Legislative bill overview

HB 814 would expand Texas Medicaid eligibility to align with federal options under the Affordable Care Act, likely allowing more low-income adults to qualify for coverage. The bill has been referred to the Appropriations Committee, indicating fiscal considerations are central to its evaluation. Texas currently has not adopted the ACA's Medicaid expansion, leaving a coverage gap for adults earning too much for traditional Medicaid but too little for marketplace subsidies.

Why is this important

This expansion could affect hundreds of thousands of uninsured Texans and would shift healthcare access significantly in the state.
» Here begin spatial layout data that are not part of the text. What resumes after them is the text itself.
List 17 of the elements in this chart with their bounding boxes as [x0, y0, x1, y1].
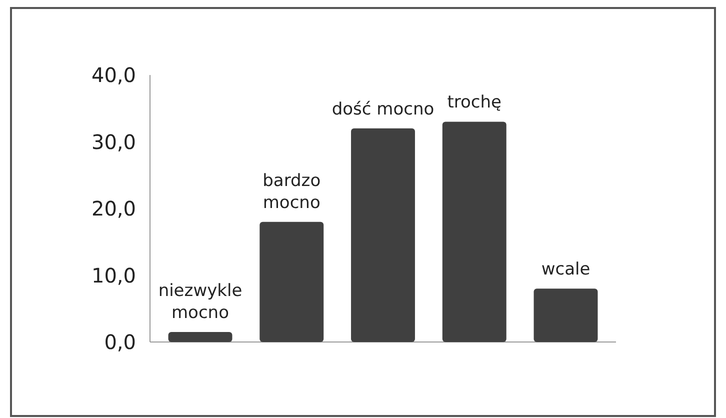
bar	[534, 288, 598, 342]
y-tick-label: 20,0	[91, 196, 136, 220]
y-tick-label: 30,0	[91, 130, 136, 154]
y-tick-label: 10,0	[91, 263, 136, 288]
category-label: dość mocno	[332, 99, 434, 120]
bar	[168, 332, 232, 342]
y-tick-label: 0,0	[104, 330, 136, 354]
bar	[260, 222, 324, 342]
y-tick-label: 40,0	[91, 63, 136, 87]
category-label: mocno	[172, 302, 229, 323]
bar	[351, 128, 415, 342]
category-label: trochę	[447, 92, 502, 113]
category-label: mocno	[262, 192, 320, 213]
category-label: wcale	[541, 260, 590, 280]
bar	[442, 122, 506, 342]
category-label: niezwykle	[158, 280, 242, 301]
category-label: bardzo	[262, 170, 321, 191]
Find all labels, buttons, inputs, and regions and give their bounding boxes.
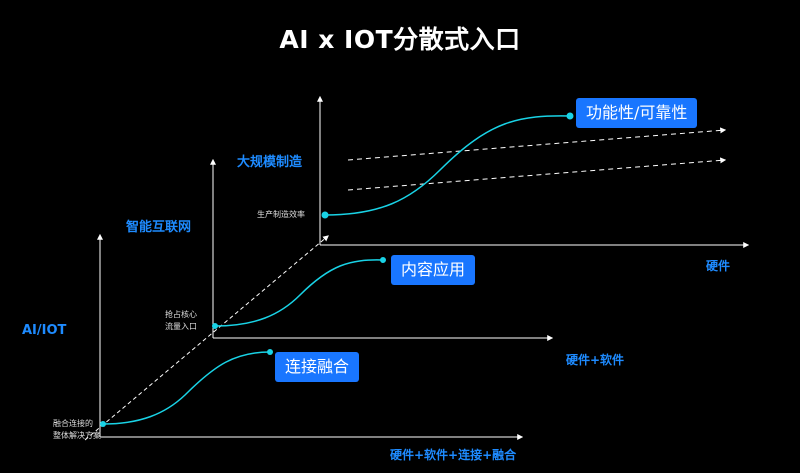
guide-line-upper [347,127,727,161]
curve-end-dot-stage-2 [380,257,386,263]
stage-1-name: AI/IOT [22,323,67,338]
stage-2-x-axis-label: 硬件+软件 [566,353,625,367]
growth-curve-stage-3 [324,115,571,216]
guide-line-lower [347,157,727,191]
stage-3-name: 大规模制造 [237,155,303,170]
stage-3-entry-line-1: 生产制造效率 [257,210,305,219]
stage-2-entry-label: 抢占核心 流量入口 [165,309,197,333]
stage-2-name: 智能互联网 [126,220,192,235]
stage-3-entry-label: 生产制造效率 [257,209,305,221]
growth-curve-stage-1 [102,351,271,425]
curve-end-dot-stage-1 [267,349,273,355]
stage-1-x-axis-label: 硬件+软件+连接+融合 [390,448,517,462]
page-title: AI x IOT分散式入口 [279,25,521,54]
stage-1-entry-line-2: 整体解决方案 [53,431,101,440]
curve-end-dot-stage-3 [566,112,574,120]
stage-1-entry-label: 融合连接的 整体解决方案 [53,418,101,442]
depth-connector [84,235,329,441]
stage-1-entry-line-1: 融合连接的 [53,419,93,428]
stage-1-pill: 连接融合 [275,352,360,382]
curve-start-dot-stage-3 [321,211,329,219]
stage-3-x-axis-label: 硬件 [706,259,731,273]
growth-curve-stage-2 [214,259,384,327]
stage-2-entry-line-2: 流量入口 [165,322,197,331]
stage-3-pill: 功能性/可靠性 [576,98,698,128]
stage-2-pill: 内容应用 [391,255,476,285]
curve-start-dot-stage-2 [212,323,218,329]
curve-start-dot-stage-1 [100,421,106,427]
stage-2-entry-line-1: 抢占核心 [165,310,197,319]
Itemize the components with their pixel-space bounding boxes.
Texas has the highest uninsured rate in the nation, and Medicaid expansion is a primary policy lever to reduce it. The fiscal impact on both state and federal budgets would be substantial, making this a major budget and healthcare policy question.
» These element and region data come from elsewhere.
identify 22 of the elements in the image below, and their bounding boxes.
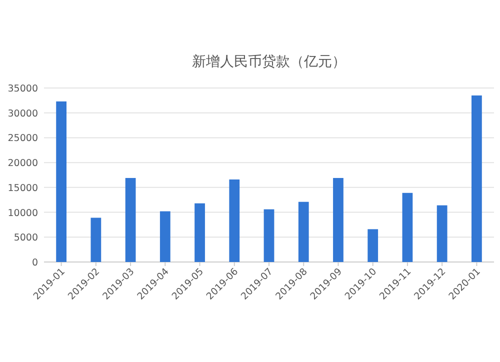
bar — [90, 218, 102, 262]
y-tick-label: 35000 — [8, 84, 38, 94]
bar — [229, 179, 240, 262]
y-tick-label: 5000 — [14, 232, 38, 244]
bar — [402, 192, 413, 262]
y-tick-label: 20000 — [8, 158, 38, 170]
y-tick-label: 30000 — [8, 108, 38, 120]
bar — [298, 202, 309, 262]
y-tick-label: 10000 — [8, 208, 38, 219]
y-tick-label: 15000 — [8, 182, 38, 194]
bar — [472, 95, 482, 262]
bar — [368, 229, 378, 262]
bar — [264, 209, 274, 262]
bar — [125, 178, 136, 262]
bar — [56, 101, 66, 262]
bar — [436, 205, 448, 262]
y-tick-label: 25000 — [8, 133, 38, 144]
bar — [160, 211, 170, 262]
y-tick-label: 0 — [32, 258, 38, 268]
chart-title: 新增人民币贷款（亿元） — [192, 54, 346, 70]
bar — [333, 178, 344, 262]
bar — [194, 203, 205, 262]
Potential points of contention

  • State cost-sharing: While the ACA initially funds expansion at 90%, Texas would still bear ongoing costs that could strain state budgets or require tax increases/cuts elsewhere
  • Political ideology: Medicaid expansion remains politically divisive, with opponents viewing it as federal overreach and supporters seeing it as necessary healthcare access
  • Work requirements and program design: Debates likely over whether expansion includes work requirements, how benefits are structured, and administrative implementation complexity

Compiled from official sources — confirm details with the bill’s official record.